When I was growing up I spent a lot of time in cars. Most of our extended family lived in another part of the province, so we drove back and forth from where we lived to where they lived. A lot.
In those days there was no such thing as a vcr or dvd player in the universe, let alone in the car. So my sisters and I passed the long car trips by playing, fighting, puking (that was mostly me), or just looking out the window.
I spent hours of my childhood looking out a backseat car window as some of the most spectacular scenery in the world whizzed by my formative eyes.
I know I was born with an inclination toward visual thinking, and with an innate appreciation for that which can be seen.

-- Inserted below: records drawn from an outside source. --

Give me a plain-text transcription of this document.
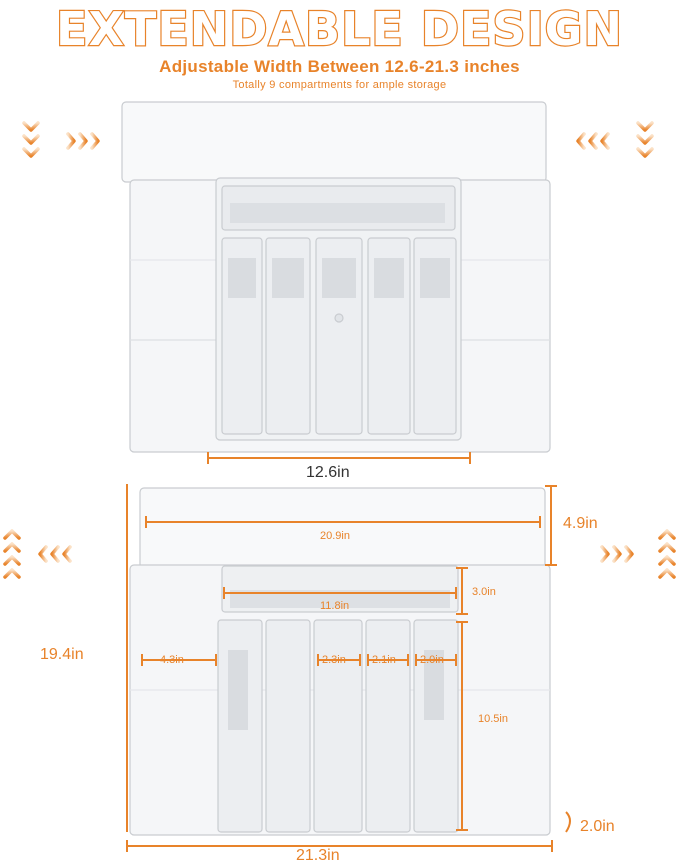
EXTENDABLE DESIGN
Adjustable Width Between 12.6-21.3 inches
Totally 9 compartments for ample storage
12.6in
21.3in
19.4in
20.9in
4.9in
11.8in
3.0in
4.3in	2.3in 2.1in 2.0in
10.5in
2.0in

But I also believe that my love of beautiful sights was nurtured and honed as a result of being allowed to stare at things without anyone judging or caring. Long car trips gave me the gift of noticing the glassy slickness of wet rocks, the lushness of moss on tree trunks, the sheer joy of soapy froth on a churning river.
J. and I have taken quite a few car trips with our little experience sponges, and only once did we allow ourselves to use a portable dvd player a friend insisted on lending us. I recall feeling a deep guilt and sadness as over enthusiastic cartoon characters filled their little heads as we drove through a canyon so breathtaking it feels holy.
After that trip I told J. I never want dvds in the car again. I want my kids to see the trees, and the river, and the mountains that look exactly like they did when I traveled the same roads as a child.
J. readily agreed.
At this point Z. seems to be emerging as the more visual twin (this could switch, we are constantly delighted by how a seemingly set trait in one will suddenly ease away from that one and pop out in the other).
A few months ago we were nearing the end of a long road trip, just hitting the outer edges of the biggest city in our province, when Z. began to laugh deep from her belly. I said: "Why are you laughing, honey?" And she said: "It's so beautiful! It's so wonderful!" I looked back to see her taking in the traffic, the mountains, the signage...and she was right there, in the centre of pure joy.
A couple of weeks ago we were in the bathroom, getting ready for a bath. I was hurrying the kids into the tub, but Z. said, firmly, "No, Mumma! Not yet." Her tone made me curious as to what made her so resolute. I saw that she was looking deeply at a painting on the wall. And she was in it. She was right inside that painting. I knelt down to her level, and I said: "What do you see?" She broke her gaze from the painting, looked me straight in the eye and said: "It's beautiful, Mumma."
I am so overwhelmed with how beautiful she is that I can sometimes forget that she also can be overwhelmed by beauty. It is my job to make sure, as she develops more language and this cynical world does its best to erode her wonder, that I am always the one who brings her back to that place of pure understanding that she felt in the car, and in the bathroom, when she saw beauty, and she let it fill her up.